Debt rating companies say Chinese builder bonds are at risk of downgrades to junk, after borrowing heavily to buy land as prices surged.
S&P Global Ratings has a negative outlook on two of the four real-estate companies it ranks at the lowest investment grade and says they are increasingly exposed to a correction in the property market.
Moody’s Investors Service has a negative outlook on four of the five developers with a similar ranking.
The Bloomberg Default-Risk model shows only 37 of China’s 107 listed borrowers in the industry with a market capitalisation of over $1bn merit an investment grade.
“The key risk for bondholders at the moment is land prices, which are going up too fast due to higher competition,” said Cindy Huang, a Hong Kong-based analyst at S&P, which highlighted the risk of so-called fallen angels losing their investment grade in a June 19 report. “This could lead to profit margin compression and higher leverage.”
China’s property boom has already seen developers’ ratio of liabilities to total equity double since 2008, while 31% of them have earnings before interest, tax, depreciation and amortisation lower than interest expenses, a Natixis analysis of China’s 3,000 biggest listed companies showed.
Real estate companies are now stretching their balance sheets to buy more land at higher prices just as housing-market growth tapers off.
Sino-Ocean Group Holdings and Poly Real Estate Group Co are both rated investment grade with a negative outlook by Moody’s as well as S&P. Bloomberg’s model, which tracks metrics including share performance, liabilities and cash flow, signals they have characteristics common with issuers on the borderline between investment grade and junk.
The gauge doesn’t make assumptions about shareholder support, regulations or future earnings as a debt rating would.
There is a 0.67% probability Sino-Ocean Group will miss payments in the next 12 months, according to the model. The probability for Poly Real Estate is 0.56%. As at the end of 2015, Sino-Ocean Group’s net debt to EBITDA rose to 5.5 times from 2.9 times three years prior, Bloomberg-compiled data show.
The investor relations department at Sino-Ocean Group declined to comment, while Poly Real Estate didn’t immediately respond to a e-mails seeking comment.
Sunac China Holdings Chairman Sun Hongbin said land prices are high and the trend isn’t sustainable, according to a Caixin report.
The Tianjin-based builder has suspended its applications to buy land nationwide temporarily, complaining that high prices have prevented it from obtaining land in first- tier cities.
While there is no official data on land sale prices in China, the central government released a commentary last month saying regional authorities need to curb speculation.

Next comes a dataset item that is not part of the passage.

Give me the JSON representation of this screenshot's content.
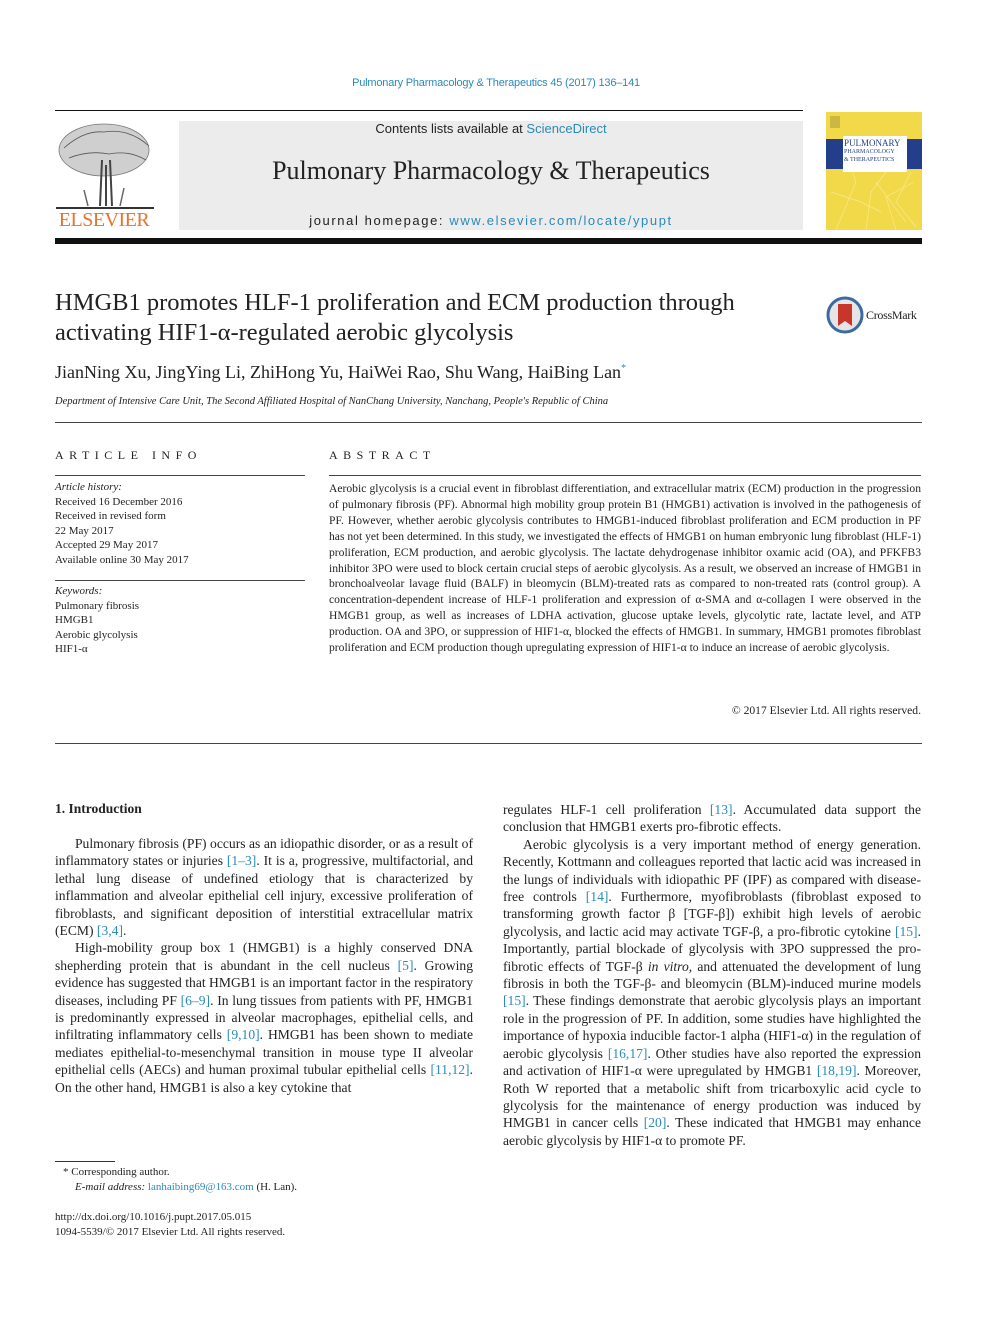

Offers for two plots of land in Suzhou, 30 minutes by train from Shanghai, exceeded regulatory ceilings, triggering the cancellation of the auction, according to the city’s land bureau.
There are signs the market is cooling. Moody’s wrote in a June 27 report that it sees nationwide home sales growing in single digits in the 12 months ended May 2017, down from 32% in the previous period, amid “selective regulatory tightening in higher-tier cities.” The pace of price growth in Shenzhen and Shanghai moderated in May, it said.

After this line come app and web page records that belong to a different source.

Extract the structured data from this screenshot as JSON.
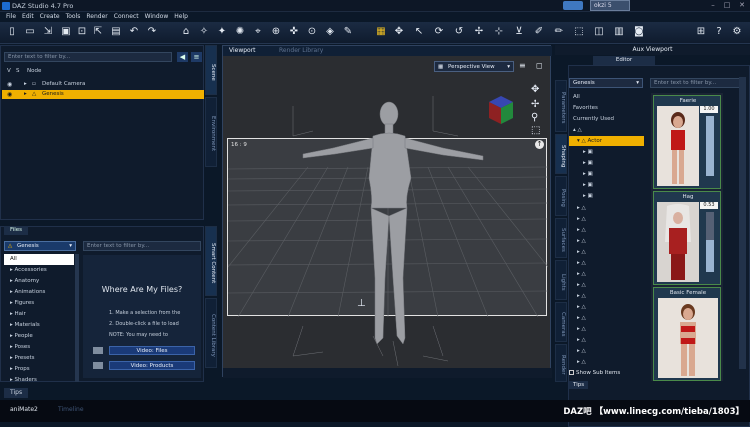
{
  "app": {
    "title": "DAZ Studio 4.7 Pro"
  },
  "menu": [
    "File",
    "Edit",
    "Create",
    "Tools",
    "Render",
    "Connect",
    "Window",
    "Help"
  ],
  "top_field": "okzi 5",
  "scene_panel": {
    "filter_placeholder": "Enter text to filter by...",
    "columns": [
      "V",
      "S",
      "Node"
    ],
    "nodes": [
      {
        "label": "Default Camera",
        "selected": false
      },
      {
        "label": "Genesis",
        "selected": true
      }
    ]
  },
  "left_side_tabs": [
    "Scene",
    "Environment",
    "Smart Content",
    "Content Library"
  ],
  "files_panel": {
    "tab": "Files",
    "dropdown": "Genesis",
    "filter_placeholder": "Enter text to filter by...",
    "categories": [
      "All",
      "Accessories",
      "Anatomy",
      "Animations",
      "Figures",
      "Hair",
      "Materials",
      "People",
      "Poses",
      "Presets",
      "Props",
      "Shaders"
    ],
    "selected_category": "All",
    "help_title": "Where Are My Files?",
    "help_steps": [
      "1. Make a selection from the",
      "2. Double-click a file to load",
      "NOTE: You may need to"
    ],
    "video_buttons": [
      "Video: Files",
      "Video: Products"
    ],
    "tips_tab": "Tips"
  },
  "viewport": {
    "tabs": [
      "Viewport",
      "Render Library"
    ],
    "camera": "Perspective View",
    "aspect_ratio": "16 : 9"
  },
  "right_side_tabs": [
    "Parameters",
    "Shaping",
    "Posing",
    "Surfaces",
    "Lights",
    "Cameras",
    "Render"
  ],
  "aux_panel": {
    "title": "Aux Viewport",
    "editor_tab": "Editor",
    "dropdown": "Genesis",
    "filter_placeholder": "Enter text to filter by...",
    "items": [
      "All",
      "Favorites",
      "Currently Used"
    ],
    "tree_selected": "Actor",
    "morph_tiles": [
      {
        "name": "Faerie",
        "value": "1.00",
        "level": 1.0
      },
      {
        "name": "Hag",
        "value": "0.53",
        "level": 0.53
      },
      {
        "name": "Basic Female",
        "value": "",
        "level": 0
      }
    ],
    "show_sub_items": "Show Sub Items",
    "tips_tab": "Tips"
  },
  "status_bar": {
    "tabs": [
      "aniMate2",
      "Timeline"
    ],
    "watermark": "DAZ吧 【www.linecg.com/tieba/1803】"
  },
  "colors": {
    "selection": "#f0b000",
    "accent": "#1a3a78",
    "background": "#0b1828"
  }
}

Chinese developers’ operating income only covers 1.9 times their interest expense, down from 5 times five years ago, data compiled by Bloomberg show.

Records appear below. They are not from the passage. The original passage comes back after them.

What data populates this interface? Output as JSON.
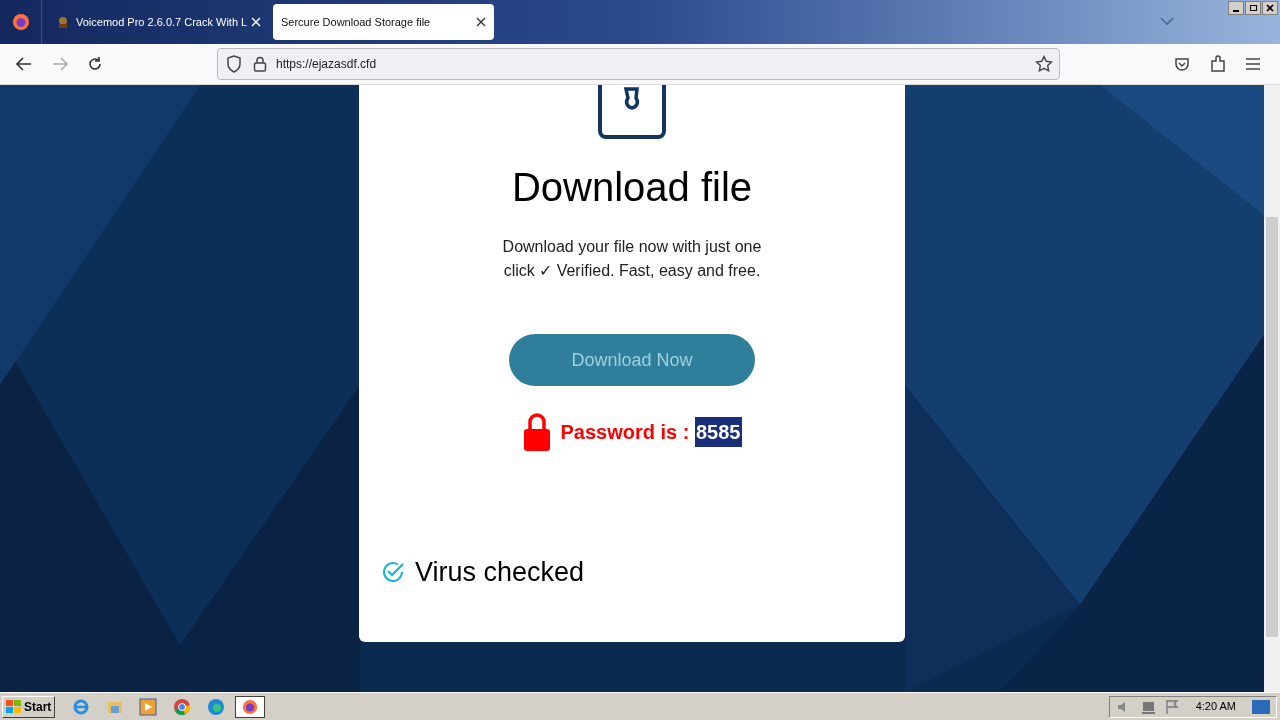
{
  "browser": {
    "tabs": [
      {
        "title": "Voicemod Pro 2.6.0.7 Crack With L",
        "selected": false
      },
      {
        "title": "Sercure Download Storage file",
        "selected": true
      }
    ],
    "url": "https://ejazasdf.cfd"
  },
  "page": {
    "heading": "Download file",
    "description": "Download your file now with just one click ✓ Verified. Fast, easy and free.",
    "button": "Download Now",
    "password_label": "Password is : ",
    "password": "8585",
    "virus_label": "Virus checked"
  },
  "taskbar": {
    "start": "Start",
    "clock": "4:20 AM"
  }
}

“The key risks for Chinese developers are rising leverage as many of them have raised debt for land acquisition and to support their fast growth plan, as well as pressure on profit margin due to increasing land prices,” said Kaven Tsang, an analyst at Moody’s in Hong Kong.
Dollar property bonds have rallied in the past five months, helped by a lack of issuance. Yields on Chinese US currency high-yield bonds, almost three quarters of which are issued by developers, dropped 157 basis points since Feb. 1 to 7.64%, not too far from the record low of 7.13% in 2005, Bank of America Merrill Lynch indexes show.
Raymond Chia, Singapore-based head of credit research for Asia excluding Japan at Schroder Investment Management Ltd, said that dollar bond yields have been pushed down by onshore fundraising that led to a scarcity of debt offshore. Exceptions allowed under dollar-note covenants permit additional borrowing, he noted.
“Given the various funding channels available, leverage at Chinese developers should be monitored,” he said.